While this study is the largest known undertaken to measure pre- and post-CPB thiamine levels, there are several limitations. This study only performed a single post-operative measurement of whole-blood thiamine levels, immediately on admission to ICU. This was based on the hypothesis that the causative factor for thiamine depletion would be related to the process of undergoing cardiothoracic surgery and CPB, and previous research that demonstrated a significant reduction in thiamine levels immediately post-operatively [10, 11]. However, given prior research showed sustained thiamine depletion at 6-h and 24-h post-operatively, perhaps serial whole-blood thiamine measurements at later time points may have yielded differing results [10, 11]. Additionally, this study did not record the amount of blood transfusion received by each patient, which may have influenced their whole-body thiamine levels based on the current understanding of thiamine physiology.

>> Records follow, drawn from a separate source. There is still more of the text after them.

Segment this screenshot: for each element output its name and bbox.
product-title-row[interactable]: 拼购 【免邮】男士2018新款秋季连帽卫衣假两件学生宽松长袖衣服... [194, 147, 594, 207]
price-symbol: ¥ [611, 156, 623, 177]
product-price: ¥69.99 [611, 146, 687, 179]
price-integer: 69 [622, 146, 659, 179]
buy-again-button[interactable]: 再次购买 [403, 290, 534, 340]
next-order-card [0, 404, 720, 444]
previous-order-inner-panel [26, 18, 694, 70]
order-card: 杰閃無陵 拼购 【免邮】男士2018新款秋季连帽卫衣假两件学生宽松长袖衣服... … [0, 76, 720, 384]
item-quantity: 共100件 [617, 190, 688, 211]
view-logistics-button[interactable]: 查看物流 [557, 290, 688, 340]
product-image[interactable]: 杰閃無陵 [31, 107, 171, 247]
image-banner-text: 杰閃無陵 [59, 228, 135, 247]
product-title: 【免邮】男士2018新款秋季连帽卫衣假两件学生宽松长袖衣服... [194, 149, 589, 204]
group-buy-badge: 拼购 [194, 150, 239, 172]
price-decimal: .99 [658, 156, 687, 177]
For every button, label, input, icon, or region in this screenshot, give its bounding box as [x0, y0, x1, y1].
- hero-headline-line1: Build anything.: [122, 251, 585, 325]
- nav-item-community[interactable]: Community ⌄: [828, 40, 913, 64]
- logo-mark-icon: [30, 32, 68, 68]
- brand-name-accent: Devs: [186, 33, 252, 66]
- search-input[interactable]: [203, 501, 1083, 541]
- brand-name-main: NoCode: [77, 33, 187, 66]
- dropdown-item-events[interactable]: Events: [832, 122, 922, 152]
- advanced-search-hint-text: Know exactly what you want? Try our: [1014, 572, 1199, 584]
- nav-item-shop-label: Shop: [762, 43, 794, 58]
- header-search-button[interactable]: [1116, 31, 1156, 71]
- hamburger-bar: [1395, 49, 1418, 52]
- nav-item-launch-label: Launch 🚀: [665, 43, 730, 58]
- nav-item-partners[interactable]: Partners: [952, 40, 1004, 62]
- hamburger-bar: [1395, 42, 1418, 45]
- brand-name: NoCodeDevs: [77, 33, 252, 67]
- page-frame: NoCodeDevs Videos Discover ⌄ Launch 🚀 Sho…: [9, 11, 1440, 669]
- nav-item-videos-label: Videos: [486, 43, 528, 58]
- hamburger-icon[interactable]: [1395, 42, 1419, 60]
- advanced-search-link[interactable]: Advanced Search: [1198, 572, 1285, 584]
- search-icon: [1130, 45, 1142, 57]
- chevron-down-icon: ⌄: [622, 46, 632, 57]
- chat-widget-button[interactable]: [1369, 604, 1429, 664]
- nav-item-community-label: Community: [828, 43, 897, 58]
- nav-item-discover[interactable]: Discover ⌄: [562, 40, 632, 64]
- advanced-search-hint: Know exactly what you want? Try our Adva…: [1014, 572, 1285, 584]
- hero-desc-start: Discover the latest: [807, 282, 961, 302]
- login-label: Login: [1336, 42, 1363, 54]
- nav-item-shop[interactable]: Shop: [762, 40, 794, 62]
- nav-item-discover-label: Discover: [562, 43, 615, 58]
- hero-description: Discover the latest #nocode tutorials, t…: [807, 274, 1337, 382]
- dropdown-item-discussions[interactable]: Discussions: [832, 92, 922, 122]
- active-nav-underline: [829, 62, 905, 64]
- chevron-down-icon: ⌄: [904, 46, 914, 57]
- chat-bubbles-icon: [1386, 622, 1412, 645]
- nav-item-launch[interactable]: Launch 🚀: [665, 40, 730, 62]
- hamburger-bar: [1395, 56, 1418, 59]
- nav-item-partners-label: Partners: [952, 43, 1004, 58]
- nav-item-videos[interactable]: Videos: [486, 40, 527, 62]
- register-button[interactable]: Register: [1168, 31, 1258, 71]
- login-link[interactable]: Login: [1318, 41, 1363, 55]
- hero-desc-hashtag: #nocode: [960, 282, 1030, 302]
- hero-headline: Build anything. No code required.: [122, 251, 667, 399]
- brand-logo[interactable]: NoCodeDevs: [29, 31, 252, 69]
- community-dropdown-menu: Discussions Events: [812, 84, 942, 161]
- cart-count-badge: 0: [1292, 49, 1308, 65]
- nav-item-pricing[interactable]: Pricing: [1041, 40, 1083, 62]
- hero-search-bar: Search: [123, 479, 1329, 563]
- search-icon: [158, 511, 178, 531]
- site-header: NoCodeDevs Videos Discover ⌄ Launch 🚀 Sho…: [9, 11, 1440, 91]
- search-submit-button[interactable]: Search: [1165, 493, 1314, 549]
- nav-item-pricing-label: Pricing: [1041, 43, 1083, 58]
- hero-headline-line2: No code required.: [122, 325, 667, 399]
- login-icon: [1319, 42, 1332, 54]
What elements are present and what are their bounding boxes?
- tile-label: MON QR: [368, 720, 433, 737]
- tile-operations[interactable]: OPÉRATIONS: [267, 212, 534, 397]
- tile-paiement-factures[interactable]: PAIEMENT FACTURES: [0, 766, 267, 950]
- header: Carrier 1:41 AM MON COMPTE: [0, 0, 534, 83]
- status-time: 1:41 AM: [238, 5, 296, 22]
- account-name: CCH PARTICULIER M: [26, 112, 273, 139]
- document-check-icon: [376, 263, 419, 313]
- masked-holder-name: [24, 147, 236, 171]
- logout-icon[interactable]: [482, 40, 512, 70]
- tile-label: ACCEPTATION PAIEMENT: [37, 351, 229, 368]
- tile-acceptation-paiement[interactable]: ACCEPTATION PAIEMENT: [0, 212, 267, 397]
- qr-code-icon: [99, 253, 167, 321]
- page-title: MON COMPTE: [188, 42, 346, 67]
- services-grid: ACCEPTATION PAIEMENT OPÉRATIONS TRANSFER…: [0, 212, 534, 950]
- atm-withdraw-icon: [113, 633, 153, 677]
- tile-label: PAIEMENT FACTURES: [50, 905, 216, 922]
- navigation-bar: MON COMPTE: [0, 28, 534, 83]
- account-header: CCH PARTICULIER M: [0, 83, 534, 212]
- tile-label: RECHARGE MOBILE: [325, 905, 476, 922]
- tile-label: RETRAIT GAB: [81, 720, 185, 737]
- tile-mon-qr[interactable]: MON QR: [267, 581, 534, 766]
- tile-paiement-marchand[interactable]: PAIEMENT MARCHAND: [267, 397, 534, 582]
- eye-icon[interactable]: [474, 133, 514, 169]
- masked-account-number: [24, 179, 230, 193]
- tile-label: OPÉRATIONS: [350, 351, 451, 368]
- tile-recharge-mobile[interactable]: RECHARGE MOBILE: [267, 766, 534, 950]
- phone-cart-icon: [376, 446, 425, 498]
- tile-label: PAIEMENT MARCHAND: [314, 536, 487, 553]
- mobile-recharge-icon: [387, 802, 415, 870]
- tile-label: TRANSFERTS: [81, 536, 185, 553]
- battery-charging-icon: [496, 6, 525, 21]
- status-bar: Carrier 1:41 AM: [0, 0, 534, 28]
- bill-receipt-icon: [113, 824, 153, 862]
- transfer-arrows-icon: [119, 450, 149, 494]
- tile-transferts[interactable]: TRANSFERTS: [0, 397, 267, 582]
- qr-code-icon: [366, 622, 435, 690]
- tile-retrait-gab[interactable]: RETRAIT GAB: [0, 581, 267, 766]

Lactate is subject to influence from a wide variety of variables that impact oxygen delivery and utilisation, for example, vasopressor choice and dose, and cardiac output. This study collected minimal data on these potential influences, and these may have provided further enlightenment to the obtained results. It also did not record the patient’s admission temperature to ICU post-operatively, which may have correlated to the level of PDH activity and hence, both whole-blood thiamine and lactate levels.


In this study of elective surgical patients undergoing CPB, blood thiamine levels were found to increase immediately following CPB. There was no significant relationship observed between thiamine levels and post-operative lactate levels.